A European court(a batch of non-scientists) says the idea a new supercollider project could create a "celestial vacuum" and eventually consume the Earth is worth discussing, but the project can move forward on schedule anyway.

At dispute is what could happen should planned experiments at the supercollider built near Geneva by the European Organization for Nuclear Research, or CERN, go awry when the massive atomic particle smasher is fired up about this time next week.

A few details:

-1) A black hole is created when a sun, much larger than ours -after having consumed up its fuel - collapses in on itself due the gravitational forces involved. We're talking about gravitational forces thousands of times more powerful than anything on Earth, or even possible to create on Earth.

-2)The Earth, our solar system, including our sun, does not have enough mass to generate the gravitational forces required to create even a small, self-sustainable black hole.
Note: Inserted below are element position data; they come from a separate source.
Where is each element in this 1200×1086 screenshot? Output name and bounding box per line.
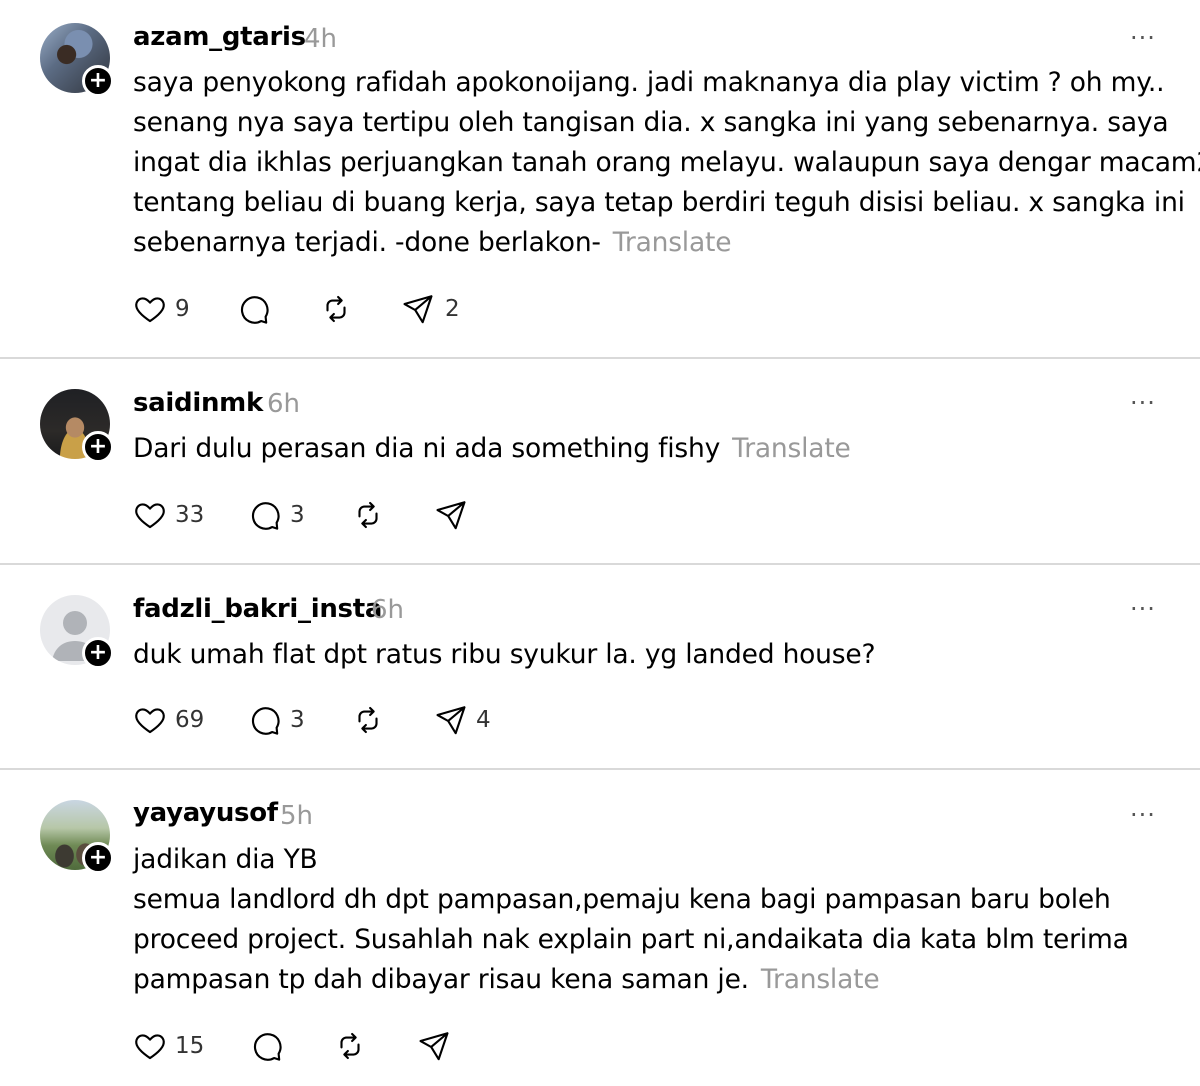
username[interactable]: saidinmk (133, 388, 263, 418)
divider (0, 563, 1200, 565)
heart-icon (135, 297, 165, 323)
repost-icon (358, 706, 378, 734)
comment-icon (240, 296, 269, 324)
translate-link[interactable]: Translate (761, 964, 880, 995)
share-button[interactable]: 4 (434, 703, 494, 739)
username[interactable]: azam_gtaris (133, 22, 306, 52)
share-button[interactable] (434, 498, 474, 534)
threads-reply-feed: + azam_gtaris 4h ··· saya penyokong rafi… (0, 0, 1200, 1086)
more-dots-icon[interactable]: ··· (1130, 595, 1156, 623)
like-count: 15 (175, 1033, 205, 1059)
like-count: 33 (175, 502, 205, 528)
send-icon (403, 295, 433, 324)
repost-button[interactable] (351, 498, 391, 534)
like-button[interactable]: 15 (133, 1029, 208, 1065)
send-icon (436, 501, 466, 530)
translate-link[interactable]: Translate (732, 433, 851, 464)
like-count: 69 (175, 707, 205, 733)
share-button[interactable] (417, 1029, 457, 1065)
repost-button[interactable] (319, 292, 359, 328)
more-dots-icon[interactable]: ··· (1130, 389, 1156, 417)
timestamp: 4h (304, 24, 338, 54)
text-line: ingat dia ikhlas perjuangkan tanah orang… (133, 147, 1200, 178)
repost-icon (358, 501, 378, 529)
text-line: pampasan tp dah dibayar risau kena saman… (133, 964, 880, 995)
comment-icon (251, 707, 280, 735)
share-button[interactable]: 2 (401, 292, 461, 328)
like-button[interactable]: 33 (133, 498, 208, 534)
username[interactable]: fadzli_bakri_insta (133, 594, 382, 624)
text-line: sebenarnya terjadi. -done berlakon- Trans… (133, 227, 732, 258)
reply-count: 3 (290, 707, 305, 733)
share-count: 4 (476, 707, 491, 733)
follow-plus-icon[interactable]: + (82, 431, 114, 463)
post-text: duk umah flat dpt ratus ribu syukur la. … (133, 635, 1173, 675)
text-line: Dari dulu perasan dia ni ada something f… (133, 433, 851, 464)
translate-link[interactable]: Translate (613, 227, 732, 258)
more-dots-icon[interactable]: ··· (1130, 24, 1156, 52)
share-count: 2 (445, 296, 460, 322)
like-count: 9 (175, 296, 190, 322)
repost-button[interactable] (333, 1029, 373, 1065)
heart-icon (135, 1034, 165, 1060)
send-icon (419, 1032, 449, 1061)
post-text: Dari dulu perasan dia ni ada something f… (133, 429, 1173, 469)
follow-plus-icon[interactable]: + (82, 842, 114, 874)
like-button[interactable]: 9 (133, 292, 193, 328)
text-line: duk umah flat dpt ratus ribu syukur la. … (133, 639, 876, 670)
divider (0, 357, 1200, 359)
follow-plus-icon[interactable]: + (82, 65, 114, 97)
heart-icon (135, 503, 165, 529)
post-text: jadikan dia YB semua landlord dh dpt pam… (133, 840, 1173, 1000)
comment-icon (251, 502, 280, 530)
timestamp: 6h (371, 595, 405, 625)
reply-button[interactable]: 3 (248, 703, 308, 739)
reply-button[interactable] (237, 292, 277, 328)
reply-button[interactable] (250, 1029, 290, 1065)
username[interactable]: yayayusof (133, 798, 278, 828)
text-line: proceed project. Susahlah nak explain pa… (133, 924, 1129, 955)
repost-button[interactable] (351, 703, 391, 739)
timestamp: 5h (280, 801, 314, 831)
heart-icon (135, 708, 165, 734)
text-line: jadikan dia YB (133, 844, 318, 875)
post-text: saya penyokong rafidah apokonoijang. jad… (133, 63, 1200, 263)
divider (0, 768, 1200, 770)
text-line: tentang beliau di buang kerja, saya teta… (133, 187, 1185, 218)
text-line: senang nya saya tertipu oleh tangisan di… (133, 107, 1169, 138)
repost-icon (326, 295, 346, 323)
reply-button[interactable]: 3 (248, 498, 308, 534)
text-line: saya penyokong rafidah apokonoijang. jad… (133, 67, 1165, 98)
timestamp: 6h (267, 389, 301, 419)
follow-plus-icon[interactable]: + (82, 637, 114, 669)
text-line: semua landlord dh dpt pampasan,pemaju ke… (133, 884, 1111, 915)
comment-icon (253, 1033, 282, 1061)
more-dots-icon[interactable]: ··· (1130, 801, 1156, 829)
reply-count: 3 (290, 502, 305, 528)
send-icon (436, 706, 466, 735)
like-button[interactable]: 69 (133, 703, 208, 739)
repost-icon (340, 1032, 360, 1060)
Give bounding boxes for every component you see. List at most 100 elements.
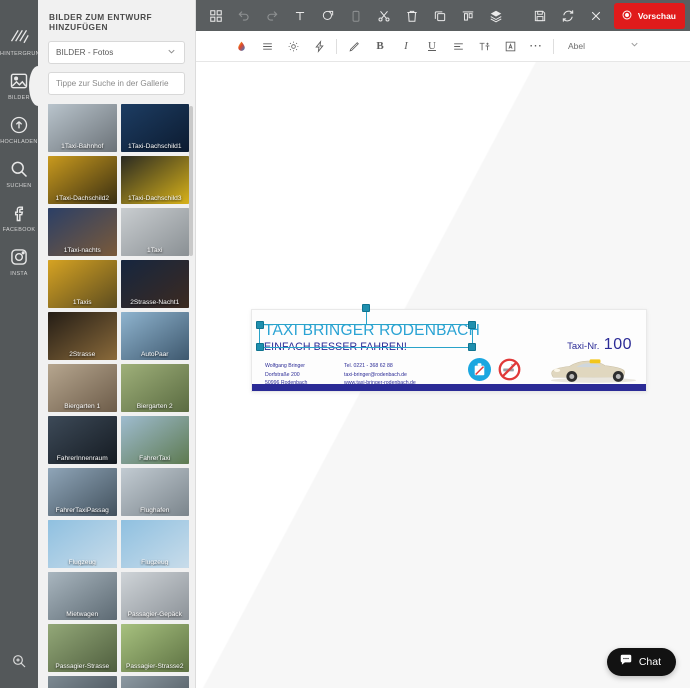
refresh-icon <box>561 9 575 23</box>
gallery-thumbnail[interactable]: 1Taxi-Dachschild1 <box>120 104 189 152</box>
layers-button[interactable] <box>482 0 510 31</box>
ellipsis-icon: ⋯ <box>529 38 543 53</box>
gallery-thumbnail[interactable]: 2Strasse-Nacht1 <box>120 260 189 308</box>
copy-button[interactable] <box>314 0 342 31</box>
gallery-thumbnail[interactable]: Flugzeug <box>48 520 117 568</box>
thumbnail-image <box>48 676 117 688</box>
rotate-handle[interactable] <box>362 304 370 312</box>
sidebar-label: HOCHLADEN <box>0 139 38 145</box>
sidebar-item-instagram[interactable]: INSTA <box>0 246 38 277</box>
sidebar-item-bilder[interactable]: BILDER <box>0 66 47 106</box>
panel-scrollbar[interactable] <box>189 106 193 256</box>
qr-code-button[interactable] <box>202 0 230 31</box>
clipboard-icon <box>349 9 363 23</box>
gallery-thumbnail[interactable]: 1Taxi <box>120 208 189 256</box>
gallery-thumbnail[interactable]: Passagier-Gepäck <box>120 572 189 620</box>
add-text-button[interactable] <box>286 0 314 31</box>
resize-handle-bottom-left[interactable] <box>256 343 264 351</box>
zoom-in-button[interactable] <box>0 653 38 674</box>
save-button[interactable] <box>526 0 554 31</box>
card-taxi-number[interactable]: Taxi-Nr. 100 <box>567 336 632 354</box>
paste-button[interactable] <box>342 0 370 31</box>
sidebar-label: BILDER <box>8 95 30 101</box>
italic-button[interactable]: I <box>393 31 419 62</box>
no-smoking-badge[interactable] <box>498 358 521 381</box>
chat-widget-button[interactable]: Chat <box>606 648 676 676</box>
category-dropdown[interactable]: BILDER - Fotos <box>48 41 185 64</box>
format-toolbar: B I U ⋯ Abel <box>196 31 690 62</box>
card-bottom-bar <box>252 384 646 391</box>
underline-icon: U <box>428 40 436 52</box>
sidebar-item-hintergrund[interactable]: HINTERGRUND <box>0 26 38 57</box>
gallery-thumbnail[interactable]: Passagier-Strasse <box>48 624 117 672</box>
thumbnail-label: Passagier-Strasse <box>55 663 110 670</box>
underline-button[interactable]: U <box>419 31 445 62</box>
line-spacing-button[interactable] <box>254 31 280 62</box>
gallery-thumbnail[interactable]: 1Taxi-Dachschild3 <box>120 156 189 204</box>
color-picker-button[interactable] <box>228 31 254 62</box>
thumbnail-scroll-area[interactable]: 1Taxi-Bahnhof 1Taxi-Dachschild1 1Taxi-Dach… <box>38 104 195 688</box>
sidebar-item-hochladen[interactable]: HOCHLADEN <box>0 114 38 145</box>
duplicate-button[interactable] <box>426 0 454 31</box>
toolbar-right-group: Vorschau <box>526 0 690 31</box>
font-size-icon <box>478 40 491 53</box>
gallery-thumbnail[interactable]: Flughafen <box>120 468 189 516</box>
card-title-text[interactable]: TAXI BRINGER RODENBACH <box>264 322 480 340</box>
more-button[interactable]: ⋯ <box>523 31 549 62</box>
gallery-thumbnail[interactable]: AutoPaar <box>120 312 189 360</box>
resize-handle-bottom-right[interactable] <box>468 343 476 351</box>
refresh-button[interactable] <box>554 0 582 31</box>
thumbnail-label: FahrerTaxi <box>139 455 171 462</box>
gallery-thumbnail[interactable]: Biergarten 2 <box>120 364 189 412</box>
resize-handle-top-left[interactable] <box>256 321 264 329</box>
sidebar-item-suchen[interactable]: SUCHEN <box>0 158 38 189</box>
gallery-thumbnail[interactable]: 2Strasse <box>48 312 117 360</box>
close-x-icon <box>589 9 603 23</box>
thumbnail-label: Flugzeug <box>141 559 169 566</box>
qr-code-icon <box>209 9 223 23</box>
font-family-select[interactable]: Abel <box>568 41 585 51</box>
bold-button[interactable]: B <box>367 31 393 62</box>
design-canvas[interactable]: TAXI BRINGER RODENBACH EINFACH BESSER FA… <box>196 62 690 688</box>
effects-button[interactable] <box>306 31 332 62</box>
brightness-button[interactable] <box>280 31 306 62</box>
preview-label: Vorschau <box>637 10 676 21</box>
no-luggage-badge[interactable] <box>468 358 491 381</box>
copy-shape-icon <box>321 9 335 23</box>
search-input[interactable] <box>56 79 177 88</box>
thumbnail-label: Passagier-Strasse2 <box>125 663 184 670</box>
gallery-thumbnail[interactable]: 1Taxi-Dachschild2 <box>48 156 117 204</box>
gallery-thumbnail[interactable] <box>120 676 189 688</box>
gallery-thumbnail[interactable]: Biergarten 1 <box>48 364 117 412</box>
cut-button[interactable] <box>370 0 398 31</box>
gallery-thumbnail[interactable]: Flugzeug <box>120 520 189 568</box>
gallery-thumbnail[interactable]: 1Taxis <box>48 260 117 308</box>
redo-button[interactable] <box>258 0 286 31</box>
align-text-button[interactable] <box>445 31 471 62</box>
gallery-thumbnail[interactable]: FahrerTaxiPassag <box>48 468 117 516</box>
gallery-thumbnail[interactable]: FahrerInnenraum <box>48 416 117 464</box>
preview-button[interactable]: Vorschau <box>613 2 685 29</box>
highlight-button[interactable] <box>341 31 367 62</box>
undo-button[interactable] <box>230 0 258 31</box>
thumbnail-label: Biergarten 1 <box>64 403 101 410</box>
font-chevron-down-icon[interactable] <box>629 39 640 53</box>
gallery-thumbnail[interactable]: 1Taxi-nachts <box>48 208 117 256</box>
close-button[interactable] <box>582 0 610 31</box>
delete-button[interactable] <box>398 0 426 31</box>
align-button[interactable] <box>454 0 482 31</box>
gallery-thumbnail[interactable] <box>48 676 117 688</box>
gallery-thumbnail[interactable]: Passagier-Strasse2 <box>120 624 189 672</box>
font-size-button[interactable] <box>471 31 497 62</box>
resize-handle-top-right[interactable] <box>468 321 476 329</box>
thumbnail-image <box>120 676 189 688</box>
gallery-search-field[interactable] <box>48 72 185 95</box>
gallery-thumbnail[interactable]: FahrerTaxi <box>120 416 189 464</box>
images-panel: BILDER ZUM ENTWURF HINZUFÜGEN BILDER - F… <box>38 0 196 688</box>
gallery-thumbnail[interactable]: Mietwagen <box>48 572 117 620</box>
card-subtitle-text[interactable]: EINFACH BESSER FAHREN! <box>264 341 407 353</box>
text-box-button[interactable] <box>497 31 523 62</box>
business-card-design[interactable]: TAXI BRINGER RODENBACH EINFACH BESSER FA… <box>251 309 647 392</box>
gallery-thumbnail[interactable]: 1Taxi-Bahnhof <box>48 104 117 152</box>
sidebar-item-facebook[interactable]: FACEBOOK <box>0 202 38 233</box>
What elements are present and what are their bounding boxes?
And there's the rub: Self-sustainable. The Hadron collider may indeed create a black hole for a micro-instant of time, but it will be far, far too small to sustain itself. It will not have the necessary mass required to generate a gravitational field strong enough to stay viable and to start sucking in the Earth.

If these "scientists" who have sued to stop the Hadron collider are a part of the development team, they should be fired yesterday.